In an action to recover damages for breach of contract, the defendants appeal from a judgment of the Supreme Court, Suffolk County (Gowan, J.), entered August 5, 1992, which, upon an order of the same court, dated July 7, 1992, which granted the plaintiffs’ motion for summary judgment and denied the defendants’ cross motion for summary judgment, is in favor of the plaintiffs and against the defendants in the principal sum of $286,250.
Ordered that the judgment is affirmed, with costs.
On October 17, 1988, the defendants entered into a contract with the plaintiffs to purchase 100% of the stock of Chaim Realty Corporation. The contract provided that simultaneously upon execution of the agreement, the defendants would wire $286,250 to an escrow account as a down payment. The contract also provided that if the defendants refused or were unable to close pursuant to the agreement for any reason other than the sellers’ breach, the plaintiffs were entitled to the down payment as liquidated damages. The defendants failed to wire the down payment, and on October 18, 1988, the defendants informed the plaintiffs that they would not pursue the transaction.
Contrary to the defendants’ contention, the agreement did not require delivery of the executed contract to the defendants before the payment became due, nor was the wiring of the down payment required to render the contract effective. "[A] binding contract * * * may be made without physical delivery of the instrument evidencing the contract” (Bohlen Indus. v *750Flint Oil & Gas, 106 AD2d 909; see also, Sumarni, Inc. v Levicon Dev. Assocs., 194 AD2d 535).
In addition, the immaterial modification of the amount of the post-closing indemnity provision did not render the agreement ineffectual or make the acceptance a rejection and a counter-offer (see, Matter of McManus, 83 AD2d 553).

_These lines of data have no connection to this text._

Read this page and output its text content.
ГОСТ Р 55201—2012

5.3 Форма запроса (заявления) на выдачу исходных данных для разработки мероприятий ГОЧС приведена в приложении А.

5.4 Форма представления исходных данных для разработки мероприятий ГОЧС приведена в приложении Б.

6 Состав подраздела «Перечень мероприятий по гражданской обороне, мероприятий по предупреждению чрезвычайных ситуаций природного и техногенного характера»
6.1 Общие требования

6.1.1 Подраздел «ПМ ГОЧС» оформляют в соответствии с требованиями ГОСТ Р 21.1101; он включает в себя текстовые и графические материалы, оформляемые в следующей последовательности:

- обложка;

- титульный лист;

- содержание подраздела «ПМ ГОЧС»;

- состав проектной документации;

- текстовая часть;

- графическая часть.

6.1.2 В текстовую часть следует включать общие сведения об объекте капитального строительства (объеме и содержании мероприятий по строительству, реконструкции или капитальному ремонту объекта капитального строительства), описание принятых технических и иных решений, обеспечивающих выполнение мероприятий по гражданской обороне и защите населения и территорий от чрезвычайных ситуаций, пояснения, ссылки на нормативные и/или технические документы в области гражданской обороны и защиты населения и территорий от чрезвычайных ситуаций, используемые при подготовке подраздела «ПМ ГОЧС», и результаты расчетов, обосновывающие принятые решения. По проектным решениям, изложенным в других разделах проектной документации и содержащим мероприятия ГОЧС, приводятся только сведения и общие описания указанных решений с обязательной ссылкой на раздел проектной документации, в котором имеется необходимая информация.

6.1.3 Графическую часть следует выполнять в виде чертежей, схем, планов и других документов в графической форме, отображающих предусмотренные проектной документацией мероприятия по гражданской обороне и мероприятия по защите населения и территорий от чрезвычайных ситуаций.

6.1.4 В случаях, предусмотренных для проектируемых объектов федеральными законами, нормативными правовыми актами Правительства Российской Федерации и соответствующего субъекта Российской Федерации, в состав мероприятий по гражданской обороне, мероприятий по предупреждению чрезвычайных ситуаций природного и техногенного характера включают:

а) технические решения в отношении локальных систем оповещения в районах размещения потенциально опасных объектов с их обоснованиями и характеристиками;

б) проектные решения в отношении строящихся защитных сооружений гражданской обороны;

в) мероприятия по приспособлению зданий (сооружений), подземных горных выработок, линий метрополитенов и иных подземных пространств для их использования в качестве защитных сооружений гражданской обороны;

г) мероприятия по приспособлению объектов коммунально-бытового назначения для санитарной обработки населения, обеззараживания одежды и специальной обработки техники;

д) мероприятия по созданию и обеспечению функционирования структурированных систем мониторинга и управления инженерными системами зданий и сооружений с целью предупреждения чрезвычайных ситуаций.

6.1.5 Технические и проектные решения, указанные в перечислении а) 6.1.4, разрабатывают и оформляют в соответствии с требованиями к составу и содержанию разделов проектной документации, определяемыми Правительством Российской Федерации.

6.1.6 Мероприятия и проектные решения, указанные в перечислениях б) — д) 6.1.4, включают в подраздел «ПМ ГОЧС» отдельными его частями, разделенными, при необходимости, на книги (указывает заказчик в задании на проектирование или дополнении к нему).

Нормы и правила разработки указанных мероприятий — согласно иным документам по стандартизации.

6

Since the plaintiffs established the defendants’ breach of the contract, the Supreme Court appropriately awarded summary judgment and the amount of the down payment as liquidated damages to the plaintiffs (see, Maxton Bldrs. v Lo Galbo, 68 NY2d 373, 381-382; Sumarni, Inc. v Levicon Dev. Assocs., supra, at 535). Ritter, J. P., Copertino, Santucci and Hart, JJ., concur.